Teachers at Marcelo II School, Dili, using laptops donated to them by Glebe Road Uniting Church. Photo: Noela Rothery

Bridging the Timor Gap

A partnership between two churches in Ipswich and East Timor is helping change lives in both places. Mardi Lumsden reports.

Glebe Road Uniting Church in Ipswich, west of Brisbane, has a long partnership with East Timor. When members, including Noela and Noel Rothery, experienced Timor for themselves through a UnitingWorld InSolidarity trip in 2010 they understood how a partnership could enrich both communities.

“We have learnt that we are two totally different cultures … but through our partnership we have bonded together through the same God,” says Noel.
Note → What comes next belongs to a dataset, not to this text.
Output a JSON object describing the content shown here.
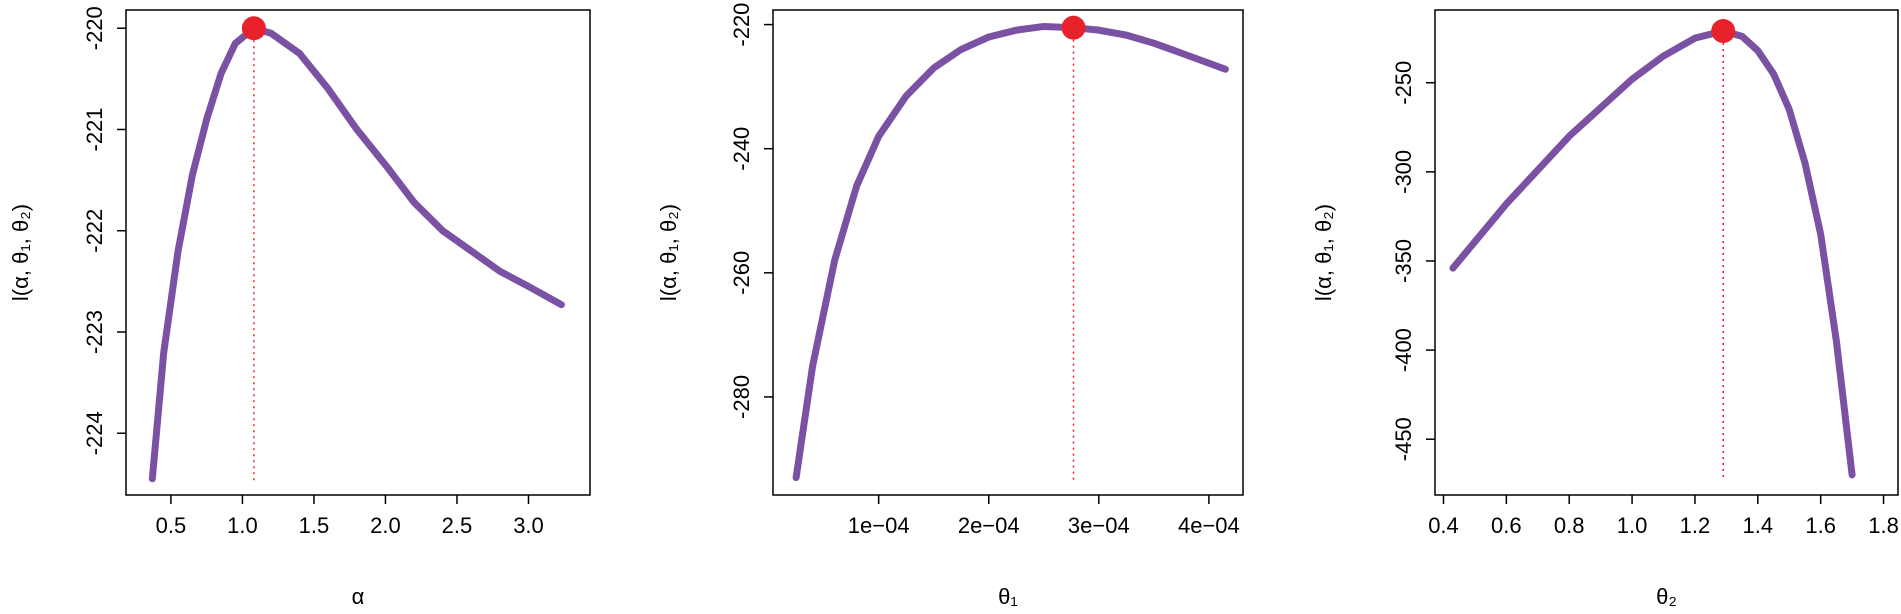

In 2011 Glebe Road Uniting Church and Ekaristi Church in Dili, East Timor, signed a memorandum of understanding consolidating their relationship. A key project for Ekaristi is their school, Marcelo II Eskola, which educates around 500 children in five classrooms over three sessions each day.
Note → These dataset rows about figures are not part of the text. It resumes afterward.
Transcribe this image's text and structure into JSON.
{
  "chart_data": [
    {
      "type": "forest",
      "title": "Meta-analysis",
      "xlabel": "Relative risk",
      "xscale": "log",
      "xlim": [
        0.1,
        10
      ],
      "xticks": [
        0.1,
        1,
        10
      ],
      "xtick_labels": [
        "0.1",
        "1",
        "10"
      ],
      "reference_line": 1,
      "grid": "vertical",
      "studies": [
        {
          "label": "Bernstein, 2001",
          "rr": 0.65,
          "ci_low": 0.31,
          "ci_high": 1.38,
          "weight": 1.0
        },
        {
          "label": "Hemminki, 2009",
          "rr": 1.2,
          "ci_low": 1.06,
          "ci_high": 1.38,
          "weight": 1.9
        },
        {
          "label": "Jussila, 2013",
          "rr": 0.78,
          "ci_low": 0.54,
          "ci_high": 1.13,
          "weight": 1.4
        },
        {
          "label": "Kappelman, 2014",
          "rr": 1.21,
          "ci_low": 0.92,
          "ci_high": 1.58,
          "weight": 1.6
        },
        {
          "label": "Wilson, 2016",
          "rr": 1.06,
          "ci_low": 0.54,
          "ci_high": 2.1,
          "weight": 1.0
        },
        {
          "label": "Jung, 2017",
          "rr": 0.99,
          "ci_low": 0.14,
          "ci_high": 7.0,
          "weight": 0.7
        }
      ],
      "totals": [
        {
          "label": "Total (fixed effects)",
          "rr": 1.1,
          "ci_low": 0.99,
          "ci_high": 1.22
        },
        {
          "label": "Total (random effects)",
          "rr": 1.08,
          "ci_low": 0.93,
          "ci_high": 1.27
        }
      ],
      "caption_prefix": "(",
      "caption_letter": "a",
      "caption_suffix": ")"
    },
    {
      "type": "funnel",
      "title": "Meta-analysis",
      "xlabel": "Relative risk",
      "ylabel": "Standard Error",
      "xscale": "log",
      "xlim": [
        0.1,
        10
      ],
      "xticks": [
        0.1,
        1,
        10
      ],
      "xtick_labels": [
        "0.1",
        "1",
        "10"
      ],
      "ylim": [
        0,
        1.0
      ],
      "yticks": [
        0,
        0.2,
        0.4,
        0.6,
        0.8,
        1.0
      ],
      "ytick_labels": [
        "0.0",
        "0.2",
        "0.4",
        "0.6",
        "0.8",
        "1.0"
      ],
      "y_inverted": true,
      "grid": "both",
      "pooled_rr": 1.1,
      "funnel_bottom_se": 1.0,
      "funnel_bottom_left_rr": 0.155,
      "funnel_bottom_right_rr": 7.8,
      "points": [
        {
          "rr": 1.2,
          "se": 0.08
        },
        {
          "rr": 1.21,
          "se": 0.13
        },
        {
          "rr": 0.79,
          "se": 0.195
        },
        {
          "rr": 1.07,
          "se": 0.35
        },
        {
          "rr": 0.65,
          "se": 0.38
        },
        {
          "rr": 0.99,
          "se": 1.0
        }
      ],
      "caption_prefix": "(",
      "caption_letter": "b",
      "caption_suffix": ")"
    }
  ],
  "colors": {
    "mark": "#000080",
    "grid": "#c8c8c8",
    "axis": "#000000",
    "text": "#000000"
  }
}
Ekaristi members and teachers Leocadia de Jesus and Isac Pinto de Jesus spent ten days in Ipswich in May with Glebe Road Uniting Church.

Leocadia, says education is essential for the future of East Timor.

“When Indonesia left Timor Leste a lot of children couldn’t get an education because they were too poor,” she says. “With a good economy and education they [children] can be good for the country and find jobs.

“Australia is very advanced compared to Timor Leste, but if I can learn the good things from here it is very useful for us in the future.”

Isac not only teaches at the school while attending university, he starts work at 4 am each day to sell bread to support his family, including ten siblings. The 26-year-old is also an elder. He is a great role model for his students.

“I want to teach the children all the school material but also about good behaviour to prepare them to be good people in the future,” he says.

Noel says the partnership works because it is based on personal relationships.

“If we had just sent money to something over there and had never met them it wouldn’t be the same. It really has changed me.”

Glebe Road minister Rev Peter Arnett says a number of Glebe Road congregation members are concerned about social justice issues facing their Timorese friends including gas reserves in the Timor Gap and the “perceived injustice of the Australian government taking more than their fair share of that resource” and controlling processing.

“For all that the Australian government has done which has been positive in terms of that journey to independence it seems that they feel as if they have earned the right to take advantage,” Peter says.

Indeed, the future of East Timor lies in the inspiration and education of its people.